Flexibility has become a strong business driver, especially for clinical and small scale operations.  Having the ability to fill vials for liquid or lyophilized products, as well as filling syringes and cartridges all on one line, enables clinical operations to support product pipelines and contract manufacturers to handle whatever small manufacturing requests may come their way.

As we saw during the IPS Interphex tours in 2014, equipment vendors in recent years have made significant progress in developing their designs for flexible filling lines.  It is an exciting time when some of the first lines are being validated.  Increases in orders and inquiries for new lines are proof that flexible configurations will become more of a standard offering and are here to stay.

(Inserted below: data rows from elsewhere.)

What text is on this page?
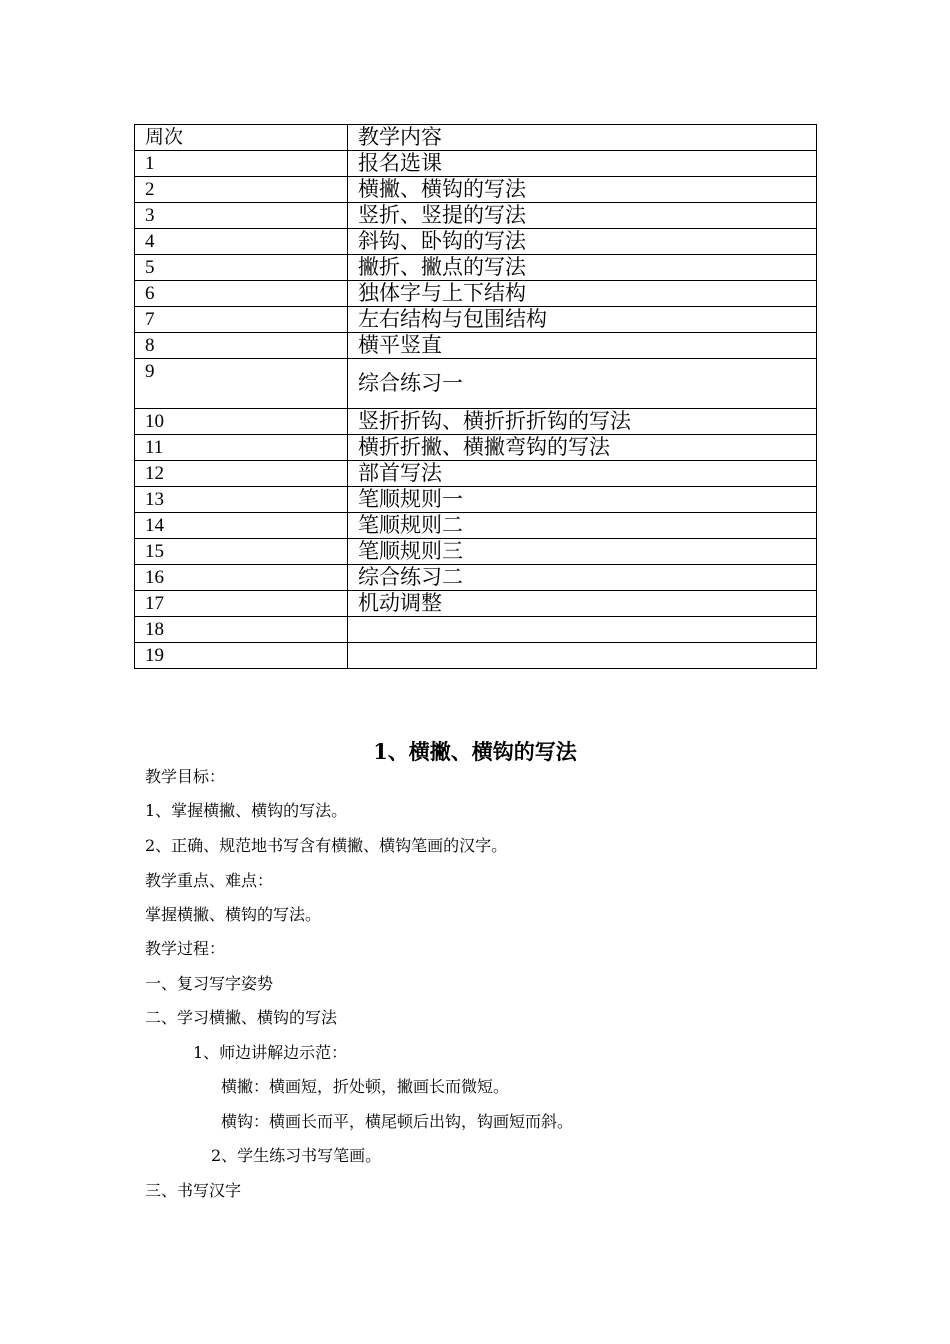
周次	教学内容
1	报名选课
2	横撇、横钩的写法
3	竖折、竖提的写法
4	斜钩、卧钩的写法
5	撇折、撇点的写法
6	独体字与上下结构
7	左右结构与包围结构
8	横平竖直
9	综合练习一
10	竖折折钩、横折折折钩的写法
11	横折折撇、横撇弯钩的写法
12	部首写法
13	笔顺规则一
14	笔顺规则二
15	笔顺规则三
16	综合练习二
17	机动调整
18	
19	
1、横撇、横钩的写法

教学目标：

1、掌握横撇、横钩的写法。

2、正确、规范地书写含有横撇、横钩笔画的汉字。

教学重点、难点：

掌握横撇、横钩的写法。

教学过程：

一、复习写字姿势

二、学习横撇、横钩的写法

1、师边讲解边示范：

横撇：横画短，折处顿，撇画长而微短。

横钩：横画长而平，横尾顿后出钩，钩画短而斜。

2、学生练习书写笔画。

三、书写汉字
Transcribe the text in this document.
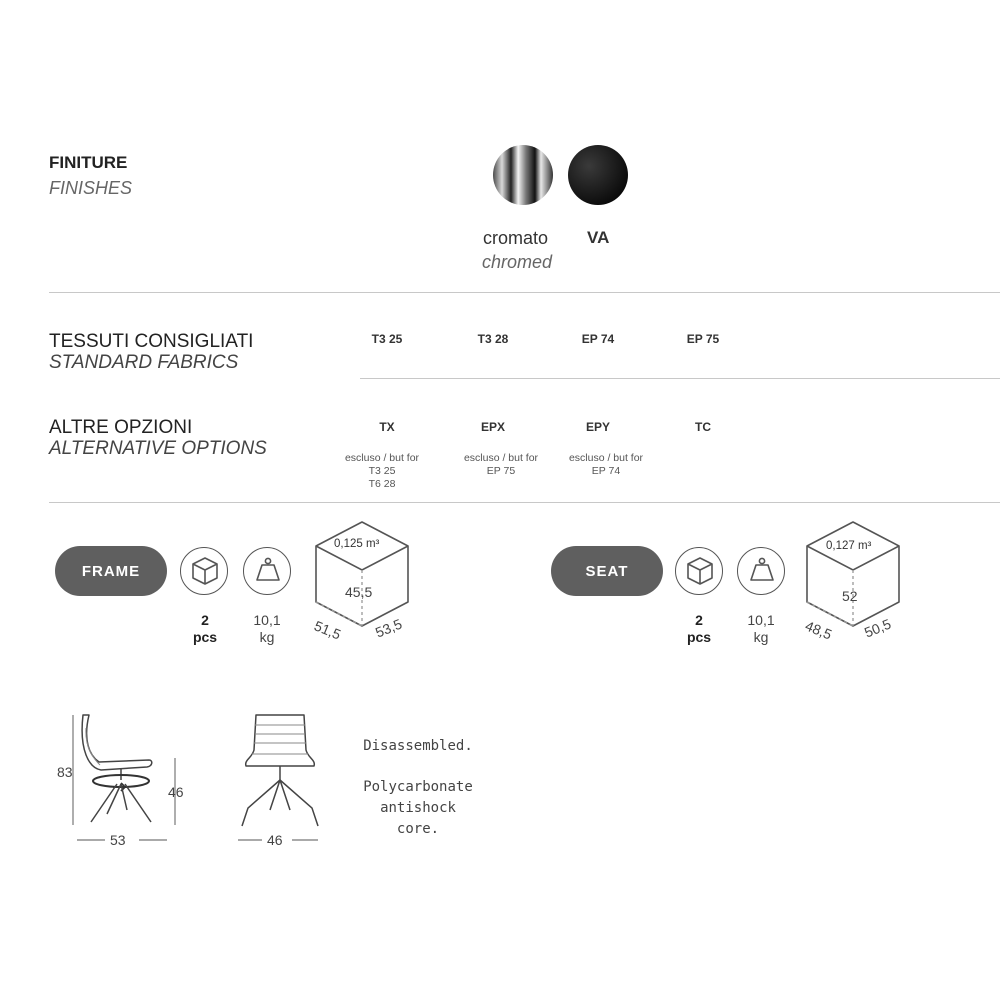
FINITURE
FINISHES
cromato
chromed
VA
TESSUTI CONSIGLIATI
STANDARD FABRICS
T3 25	T3 28	EP 74	EP 75
ALTRE OPZIONI
ALTERNATIVE OPTIONS
TX
escluso / but for
T3 25
T6 28
EPX
escluso / but for
EP 75
EPY
escluso / but for
EP 74
TC
FRAME
2
pcs
10,1
kg
0,125 m³
45,5
51,5 53,5
SEAT
2
pcs
10,1
kg
0,127 m³
52
48,5 50,5
83
46
53	46
Disassembled.
Polycarbonate
antishock
core.
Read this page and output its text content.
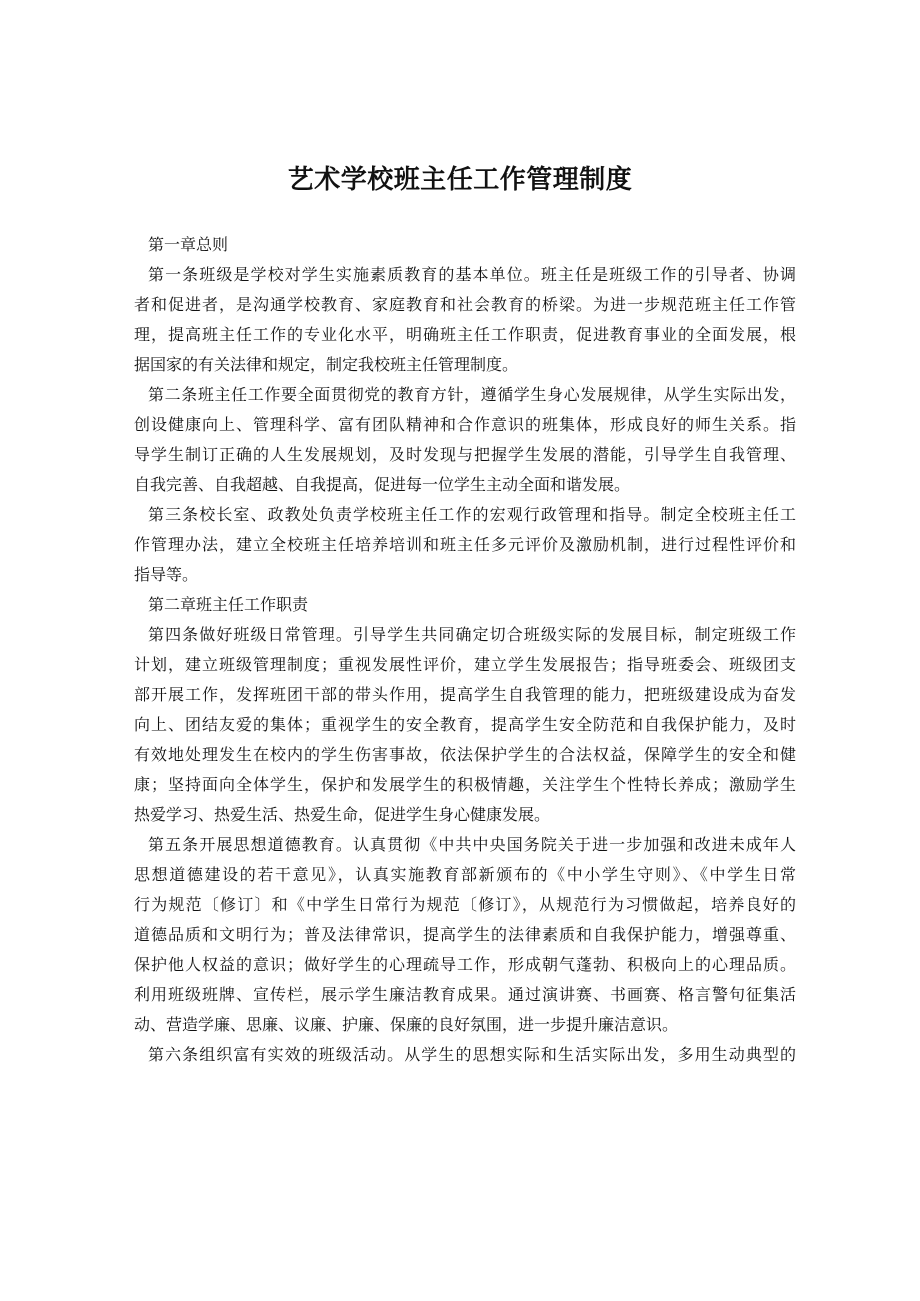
艺术学校班主任工作管理制度
第一章总则
第一条班级是学校对学生实施素质教育的基本单位。班主任是班级工作的引导者、协调
者和促进者，是沟通学校教育、家庭教育和社会教育的桥梁。为进一步规范班主任工作管
理，提高班主任工作的专业化水平，明确班主任工作职责，促进教育事业的全面发展，根
据国家的有关法律和规定，制定我校班主任管理制度。
第二条班主任工作要全面贯彻党的教育方针，遵循学生身心发展规律，从学生实际出发，
创设健康向上、管理科学、富有团队精神和合作意识的班集体，形成良好的师生关系。指
导学生制订正确的人生发展规划，及时发现与把握学生发展的潜能，引导学生自我管理、
自我完善、自我超越、自我提高，促进每一位学生主动全面和谐发展。
第三条校长室、政教处负责学校班主任工作的宏观行政管理和指导。制定全校班主任工
作管理办法，建立全校班主任培养培训和班主任多元评价及激励机制，进行过程性评价和
指导等。
第二章班主任工作职责
第四条做好班级日常管理。引导学生共同确定切合班级实际的发展目标，制定班级工作
计划，建立班级管理制度；重视发展性评价，建立学生发展报告；指导班委会、班级团支
部开展工作，发挥班团干部的带头作用，提高学生自我管理的能力，把班级建设成为奋发
向上、团结友爱的集体；重视学生的安全教育，提高学生安全防范和自我保护能力，及时
有效地处理发生在校内的学生伤害事故，依法保护学生的合法权益，保障学生的安全和健
康；坚持面向全体学生，保护和发展学生的积极情趣，关注学生个性特长养成；激励学生
热爱学习、热爱生活、热爱生命，促进学生身心健康发展。
第五条开展思想道德教育。认真贯彻《中共中央国务院关于进一步加强和改进未成年人
思想道德建设的若干意见》，认真实施教育部新颁布的《中小学生守则》、《中学生日常
行为规范〔修订〕和《中学生日常行为规范〔修订》，从规范行为习惯做起，培养良好的
道德品质和文明行为；普及法律常识，提高学生的法律素质和自我保护能力，增强尊重、
保护他人权益的意识；做好学生的心理疏导工作，形成朝气蓬勃、积极向上的心理品质。
利用班级班牌、宣传栏，展示学生廉洁教育成果。通过演讲赛、书画赛、格言警句征集活
动、营造学廉、思廉、议廉、护廉、保廉的良好氛围，进一步提升廉洁意识。
第六条组织富有实效的班级活动。从学生的思想实际和生活实际出发，多用生动典型的
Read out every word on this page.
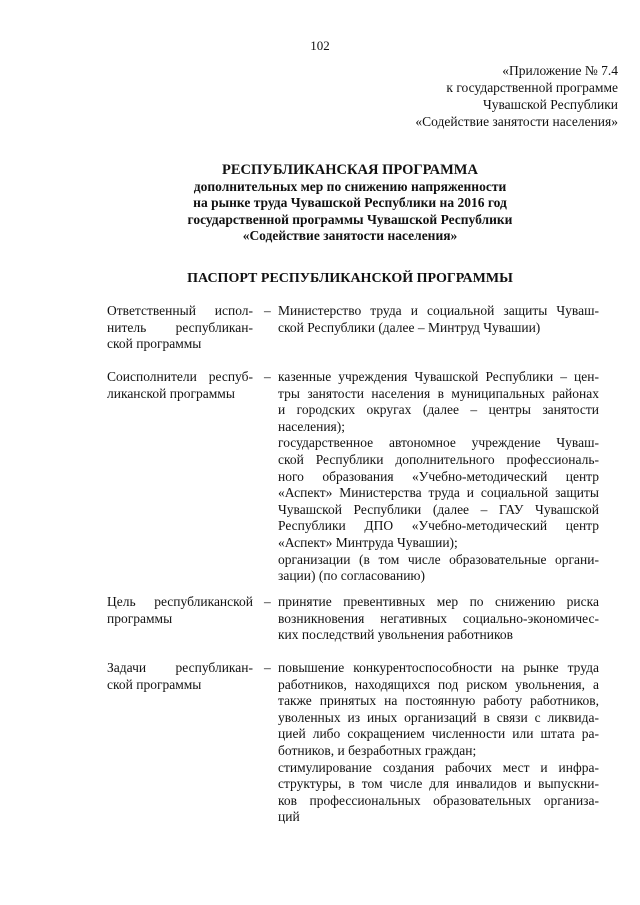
102
«Приложение № 7.4
к государственной программе
Чувашской Республики
«Содействие занятости населения»
РЕСПУБЛИКАНСКАЯ ПРОГРАММА
дополнительных мер по снижению напряженности
на рынке труда Чувашской Республики на 2016 год
государственной программы Чувашской Республики
«Содействие занятости населения»
ПАСПОРТ РЕСПУБЛИКАНСКОЙ ПРОГРАММЫ
Ответственный испол-
нитель республикан-
ской программы
– Министерство труда и социальной защиты Чуваш-
ской Республики (далее – Минтруд Чувашии)
Соисполнители респуб-
ликанской программы
– казенные учреждения Чувашской Республики – цен-
тры занятости населения в муниципальных районах
и городских округах (далее – центры занятости
населения);
государственное автономное учреждение Чуваш-
ской Республики дополнительного профессиональ-
ного образования «Учебно-методический центр
«Аспект» Министерства труда и социальной защиты
Чувашской Республики (далее – ГАУ Чувашской
Республики ДПО «Учебно-методический центр
«Аспект» Минтруда Чувашии);
организации (в том числе образовательные органи-
зации) (по согласованию)
Цель республиканской
программы
– принятие превентивных мер по снижению риска
возникновения негативных социально-экономичес-
ких последствий увольнения работников
Задачи республикан-
ской программы
– повышение конкурентоспособности на рынке труда
работников, находящихся под риском увольнения, а
также принятых на постоянную работу работников,
уволенных из иных организаций в связи с ликвида-
цией либо сокращением численности или штата ра-
ботников, и безработных граждан;
стимулирование создания рабочих мест и инфра-
структуры, в том числе для инвалидов и выпускни-
ков профессиональных образовательных организа-
ций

Flexibility is a good thing but we know that, like the crossover vehicle, a flexible filling line may not offer sports car performance or the ability to plow through a foot of snow with confidence.  Some important points to understand when considering a facility with flexible technology include:

  • Most designs today are using nested, pre-sterilized components in tubs. Vial suppliers have started offering the most common vial sizes but are still catching up with the full size range.
  • It is not feasible to perform 100% check weighing on systems that maintain vials in the nested format, similar to syringes.
  • Designs with most flexibility usually end up bigger and more expensive.

As with any solution, it is important to understand the benefits and challenges of flexible filling technology.  The good news is that several quality vendors offer sound solutions.